いわゆる爆買いをしていた中国人。2023年も買い物の他国と比較しても比重は非常に大きい
宿泊日数も2019年6.5泊、2023年は16.2泊と非常に長い。
コロナ後、働き方が変わりワーケーション的に滞在している方もいる
1人当たりの消費額はアジアの中で一番高く31万円だが、1泊あたりの総費用は19,871円とこの4カ国のなかでも低くなっており、2019年と比較しても約1万円ほど違う。
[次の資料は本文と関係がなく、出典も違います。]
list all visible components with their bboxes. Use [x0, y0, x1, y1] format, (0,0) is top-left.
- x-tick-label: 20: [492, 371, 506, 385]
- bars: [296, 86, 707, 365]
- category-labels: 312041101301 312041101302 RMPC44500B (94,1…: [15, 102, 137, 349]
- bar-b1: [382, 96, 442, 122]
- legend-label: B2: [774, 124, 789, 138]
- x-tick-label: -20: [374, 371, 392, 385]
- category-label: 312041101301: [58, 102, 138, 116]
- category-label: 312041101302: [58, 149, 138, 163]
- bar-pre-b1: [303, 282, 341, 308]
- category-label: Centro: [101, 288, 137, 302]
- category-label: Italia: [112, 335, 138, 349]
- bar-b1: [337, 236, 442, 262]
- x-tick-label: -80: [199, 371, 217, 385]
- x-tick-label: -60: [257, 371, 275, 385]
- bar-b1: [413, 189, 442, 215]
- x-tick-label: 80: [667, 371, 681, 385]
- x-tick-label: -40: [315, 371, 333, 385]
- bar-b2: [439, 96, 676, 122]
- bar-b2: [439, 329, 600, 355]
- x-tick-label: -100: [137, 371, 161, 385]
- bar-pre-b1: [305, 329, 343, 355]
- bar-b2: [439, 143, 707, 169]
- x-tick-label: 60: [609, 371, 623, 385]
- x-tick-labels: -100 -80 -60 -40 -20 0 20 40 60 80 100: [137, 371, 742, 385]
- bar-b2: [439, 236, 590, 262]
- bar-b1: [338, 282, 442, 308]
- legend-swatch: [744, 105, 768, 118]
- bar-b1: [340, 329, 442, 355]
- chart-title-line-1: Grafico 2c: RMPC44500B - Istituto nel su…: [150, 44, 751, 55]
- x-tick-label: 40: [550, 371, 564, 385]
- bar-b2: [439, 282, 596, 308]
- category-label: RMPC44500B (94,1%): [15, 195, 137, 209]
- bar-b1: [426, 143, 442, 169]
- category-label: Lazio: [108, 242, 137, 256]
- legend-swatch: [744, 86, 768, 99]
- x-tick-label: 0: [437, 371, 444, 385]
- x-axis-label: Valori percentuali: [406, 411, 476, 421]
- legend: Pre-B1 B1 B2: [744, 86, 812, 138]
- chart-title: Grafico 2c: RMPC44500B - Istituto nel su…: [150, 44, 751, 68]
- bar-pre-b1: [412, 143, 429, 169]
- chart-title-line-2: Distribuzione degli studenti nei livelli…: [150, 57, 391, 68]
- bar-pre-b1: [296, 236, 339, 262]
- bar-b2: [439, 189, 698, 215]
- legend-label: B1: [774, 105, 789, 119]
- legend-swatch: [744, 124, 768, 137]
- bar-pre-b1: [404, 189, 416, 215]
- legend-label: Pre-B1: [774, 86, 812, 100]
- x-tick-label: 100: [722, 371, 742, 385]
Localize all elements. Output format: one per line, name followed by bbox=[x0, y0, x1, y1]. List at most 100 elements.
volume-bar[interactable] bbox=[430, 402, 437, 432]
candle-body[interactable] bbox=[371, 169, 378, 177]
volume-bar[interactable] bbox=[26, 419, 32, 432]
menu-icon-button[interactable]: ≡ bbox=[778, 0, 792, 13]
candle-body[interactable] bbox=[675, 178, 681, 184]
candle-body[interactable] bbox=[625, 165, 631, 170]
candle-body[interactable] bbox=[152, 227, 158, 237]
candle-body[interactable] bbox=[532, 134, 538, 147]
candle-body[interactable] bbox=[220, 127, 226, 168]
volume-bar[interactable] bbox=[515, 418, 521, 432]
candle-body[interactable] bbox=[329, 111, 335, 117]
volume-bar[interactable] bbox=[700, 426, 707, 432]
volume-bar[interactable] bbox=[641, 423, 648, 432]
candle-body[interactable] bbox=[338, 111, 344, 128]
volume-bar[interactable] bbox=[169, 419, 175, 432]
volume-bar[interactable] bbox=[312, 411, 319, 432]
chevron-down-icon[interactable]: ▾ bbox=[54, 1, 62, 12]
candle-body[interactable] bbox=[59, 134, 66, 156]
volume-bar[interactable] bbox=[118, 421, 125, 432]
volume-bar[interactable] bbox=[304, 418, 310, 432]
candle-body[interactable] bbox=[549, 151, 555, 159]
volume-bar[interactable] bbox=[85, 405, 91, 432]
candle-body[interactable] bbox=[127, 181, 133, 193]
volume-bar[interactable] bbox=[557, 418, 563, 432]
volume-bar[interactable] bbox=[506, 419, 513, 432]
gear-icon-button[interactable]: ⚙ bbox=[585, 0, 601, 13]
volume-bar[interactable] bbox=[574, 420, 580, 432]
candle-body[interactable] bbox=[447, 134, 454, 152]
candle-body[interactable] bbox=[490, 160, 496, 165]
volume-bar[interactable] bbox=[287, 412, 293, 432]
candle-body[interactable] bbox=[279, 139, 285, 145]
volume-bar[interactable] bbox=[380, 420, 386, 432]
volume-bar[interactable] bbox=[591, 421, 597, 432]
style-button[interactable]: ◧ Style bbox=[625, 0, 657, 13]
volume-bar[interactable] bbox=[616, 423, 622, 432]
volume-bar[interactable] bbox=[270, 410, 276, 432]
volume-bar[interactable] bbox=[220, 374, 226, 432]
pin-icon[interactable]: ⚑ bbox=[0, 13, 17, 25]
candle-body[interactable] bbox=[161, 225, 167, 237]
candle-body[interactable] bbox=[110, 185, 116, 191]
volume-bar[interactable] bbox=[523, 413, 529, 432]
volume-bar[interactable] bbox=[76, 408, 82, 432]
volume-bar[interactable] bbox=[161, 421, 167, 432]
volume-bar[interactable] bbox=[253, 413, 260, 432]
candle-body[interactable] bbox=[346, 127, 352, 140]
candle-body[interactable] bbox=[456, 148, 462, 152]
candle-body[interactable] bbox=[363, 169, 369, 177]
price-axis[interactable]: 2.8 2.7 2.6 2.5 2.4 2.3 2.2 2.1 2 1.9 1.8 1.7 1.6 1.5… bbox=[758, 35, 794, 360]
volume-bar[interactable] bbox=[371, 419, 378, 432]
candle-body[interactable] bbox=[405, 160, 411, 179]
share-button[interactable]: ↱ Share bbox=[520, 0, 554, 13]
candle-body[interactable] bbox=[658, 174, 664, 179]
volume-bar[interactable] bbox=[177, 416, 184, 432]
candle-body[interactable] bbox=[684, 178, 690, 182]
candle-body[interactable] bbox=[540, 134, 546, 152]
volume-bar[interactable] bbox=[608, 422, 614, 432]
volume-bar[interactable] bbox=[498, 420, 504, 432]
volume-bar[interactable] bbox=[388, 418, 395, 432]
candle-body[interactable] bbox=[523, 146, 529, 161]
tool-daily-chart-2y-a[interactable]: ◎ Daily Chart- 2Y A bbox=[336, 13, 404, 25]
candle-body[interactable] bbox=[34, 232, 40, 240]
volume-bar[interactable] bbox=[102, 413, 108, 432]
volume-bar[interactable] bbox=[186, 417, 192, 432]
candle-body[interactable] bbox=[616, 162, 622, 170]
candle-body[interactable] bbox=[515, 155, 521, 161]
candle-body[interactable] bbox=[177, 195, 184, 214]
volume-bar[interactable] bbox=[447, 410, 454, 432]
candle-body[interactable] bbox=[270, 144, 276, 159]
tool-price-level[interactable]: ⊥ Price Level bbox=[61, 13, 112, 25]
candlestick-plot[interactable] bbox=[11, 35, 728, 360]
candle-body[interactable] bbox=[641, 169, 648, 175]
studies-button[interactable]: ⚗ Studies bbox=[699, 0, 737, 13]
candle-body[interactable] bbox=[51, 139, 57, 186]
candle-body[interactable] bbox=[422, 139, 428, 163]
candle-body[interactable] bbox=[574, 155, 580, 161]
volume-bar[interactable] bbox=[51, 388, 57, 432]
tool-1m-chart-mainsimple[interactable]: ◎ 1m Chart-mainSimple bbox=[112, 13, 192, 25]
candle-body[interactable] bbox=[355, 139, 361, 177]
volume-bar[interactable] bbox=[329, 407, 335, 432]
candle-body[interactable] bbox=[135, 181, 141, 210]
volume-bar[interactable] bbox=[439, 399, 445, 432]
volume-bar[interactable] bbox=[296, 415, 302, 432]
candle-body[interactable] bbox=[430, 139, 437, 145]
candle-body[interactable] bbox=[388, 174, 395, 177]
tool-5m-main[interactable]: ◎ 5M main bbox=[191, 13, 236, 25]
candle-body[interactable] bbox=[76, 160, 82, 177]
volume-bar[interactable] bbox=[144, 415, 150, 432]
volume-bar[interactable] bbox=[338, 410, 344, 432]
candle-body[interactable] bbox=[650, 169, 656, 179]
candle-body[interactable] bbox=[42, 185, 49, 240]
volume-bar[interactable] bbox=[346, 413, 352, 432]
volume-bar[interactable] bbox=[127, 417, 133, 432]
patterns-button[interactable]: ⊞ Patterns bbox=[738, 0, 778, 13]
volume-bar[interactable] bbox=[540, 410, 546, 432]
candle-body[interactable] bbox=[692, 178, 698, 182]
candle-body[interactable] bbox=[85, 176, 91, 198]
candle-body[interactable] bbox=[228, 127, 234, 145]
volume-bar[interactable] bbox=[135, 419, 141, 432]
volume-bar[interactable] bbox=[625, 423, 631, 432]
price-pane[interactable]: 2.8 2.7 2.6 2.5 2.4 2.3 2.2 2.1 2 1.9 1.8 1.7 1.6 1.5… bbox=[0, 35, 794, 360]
長期滞在になった分、あまり宿泊、飲食代を抑制しているのかもしれない

各国の消費傾向

消費額の比率をグラフにしてみました

比率からみると台湾、香港、韓国は各項目とも2019、2023年ほぼ変わりがない
中国の買い物比率のみ大きく変動
全体と比較するとやはりアジアはお買い物にかける比率が非常に高いが
年々「コト消費」が高まっている。
アジア人に人気なUSJ、東京ディズニーなどのテーマパークもさることながら、それ以外のコト消費
そこでしかできない体験にも目が向くようになっている

2024年も早々に日本では災害、世界では紛争が続いているが、旅行欲は収まってはいない
日本は円安を受けて欧米からも訪問しやすくなっており、2023年以上の拡大されるだろう

日本人の出国状況は?

グラフの通り、ほぼ伸びず。2019年の50%強
海外に出て行ってないの
この3年間でパスポートの期限も切れてしまい更新していない
日本国内で新たな発見をしたか

海外旅行に興味がない世代が増えたとか言われていますが二極化しているだけだと感じています。